Our criteria for this trip included:
- Budget – it’s always #1
- Proximity to our intended destination
- Walking distance to food and drink – we did not want to get on our bikes again after showering
- Breakfast included – so we could fuel up and get going in the morning
- Wifi available
- Decor/Style – will we feel comfortable there? Funny, this is becoming more important the more I travel (and the older I get). If we stay in a shit place I just get cranky and don’t want to spend any time there. A nice place = a happy Gillian. 🙂
- Bike storage – although I stopped worrying about this pretty early on. We’re in Europe, lots of people bicycle everywhere. Every place we went, except one, found a safe and secure place for us to store our bikes. One place, right near the Frankfurt train station, wanted us to leave our bikes in the main, public, parking garage around the corner. Yeah, right. We had to convince him to let us schlepp them down stairs to their utility room for the night.
We stayed in some really interesting places; hundred year old inns, rustic farmhouses, apartments perched overlooking valleys, and cute and cozy little bed and breakfasts.
I started out this trip using a number of hotel/hostel/pension/B&B/guesthouse booking sites. In the end I used Booking.com almost exclusively. I like their website experience, the selection of properties, the on-site reviews, the payment process (pay on arrival, not before hand) and that, most often, I could cancel for free almost up until the day of arriving. It was rare that I couldn’t find anything on there and had to use another, usually more local, site to find a place. I also liked that, as a registered user, I was privy to specials and ‘Genius’ deals that often meant we could stay in a property that would normally be out of budget. Score! Note: I tell you this because it’s honestly what I found was best. I’m not paid to say this nor do I get a commission if you use them. I just like them. A lot.

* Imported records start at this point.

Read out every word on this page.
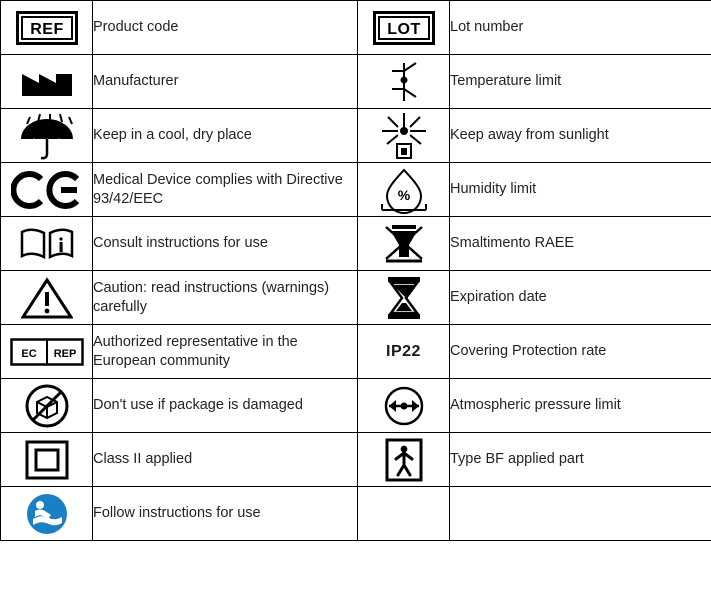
REF	Product code	LOT	Lot number

	Manufacturer		Temperature limit

	Keep in a cool, dry place		Keep away from sunlight

	Medical Device complies with Directive 93/42/EEC	%	Humidity limit

	Consult instructions for use		Smaltimento RAEE

	Caution: read instructions (warnings) carefully		Expiration date

EC REP	Authorized representative in the European community	IP22	Covering Protection rate

	Don't use if package is damaged		Atmospheric pressure limit

	Class II applied		Type BF applied part

	Follow instructions for use	
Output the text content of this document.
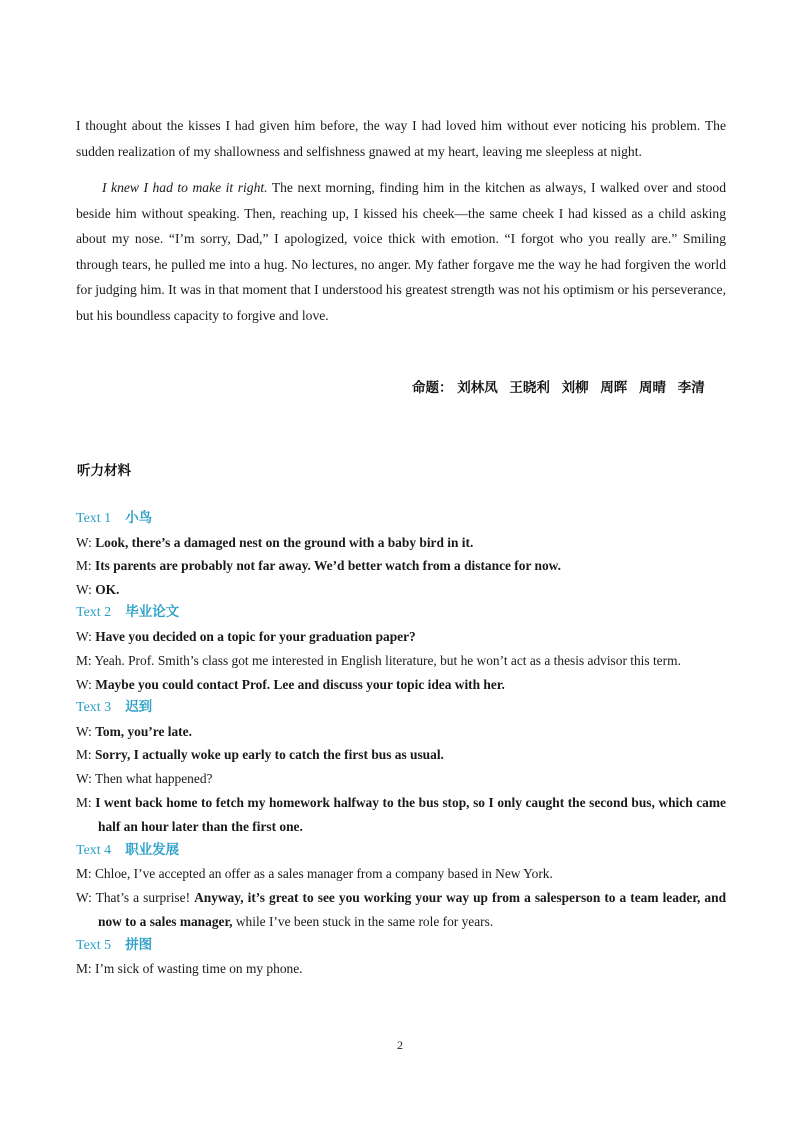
I thought about the kisses I had given him before, the way I had loved him without ever noticing his problem. The sudden realization of my shallowness and selfishness gnawed at my heart, leaving me sleepless at night.

I knew I had to make it right. The next morning, finding him in the kitchen as always, I walked over and stood beside him without speaking. Then, reaching up, I kissed his cheek—the same cheek I had kissed as a child asking about my nose. “I’m sorry, Dad,” I apologized, voice thick with emotion. “I forgot who you really are.” Smiling through tears, he pulled me into a hug. No lectures, no anger. My father forgave me the way he had forgiven the world for judging him. It was in that moment that I understood his greatest strength was not his optimism or his perseverance, but his boundless capacity to forgive and love.

命题： 刘林凤 王晓利 刘柳 周晖 周晴 李清
听力材料
Text 1 小鸟
W: Look, there’s a damaged nest on the ground with a baby bird in it.
M: Its parents are probably not far away. We’d better watch from a distance for now.
W: OK.
Text 2 毕业论文
W: Have you decided on a topic for your graduation paper?
M: Yeah. Prof. Smith’s class got me interested in English literature, but he won’t act as a thesis advisor this term.
W: Maybe you could contact Prof. Lee and discuss your topic idea with her.
Text 3 迟到
W: Tom, you’re late.
M: Sorry, I actually woke up early to catch the first bus as usual.
W: Then what happened?
M: I went back home to fetch my homework halfway to the bus stop, so I only caught the second bus, which came half an hour later than the first one.
Text 4 职业发展
M: Chloe, I’ve accepted an offer as a sales manager from a company based in New York.
W: That’s a surprise! Anyway, it’s great to see you working your way up from a salesperson to a team leader, and now to a sales manager, while I’ve been stuck in the same role for years.
Text 5 拼图
M: I’m sick of wasting time on my phone.
2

For longer term stays I used AirBnB.com to find apartments. They seem to have the best selection, are well used so have lots of reviews, and their website is easy to use. What I HATE about them is the booking fee. For longer term stays the booking fee adds a few cents to each night but for shorter stays it sometimes pushed a place to the edge of our budget. Not cool. HomeAway.com is a good alternative with no booking fees, but their selection is not as good. Shameless Plug: I wrote all about finding the perfect apartment in my book How to Find the Perfect Vacation Rental. Check it out.
All-in-all it wasn’t that hard. Yes, it was a lot of work and took up a lot of time but it wasn’t that hard to figure it all out. It would be even easier if you decided to stick to one, or two, of the main velo routes. They are well marked, pass through some beautiful countryside, and have great cycling infrastructure alongside.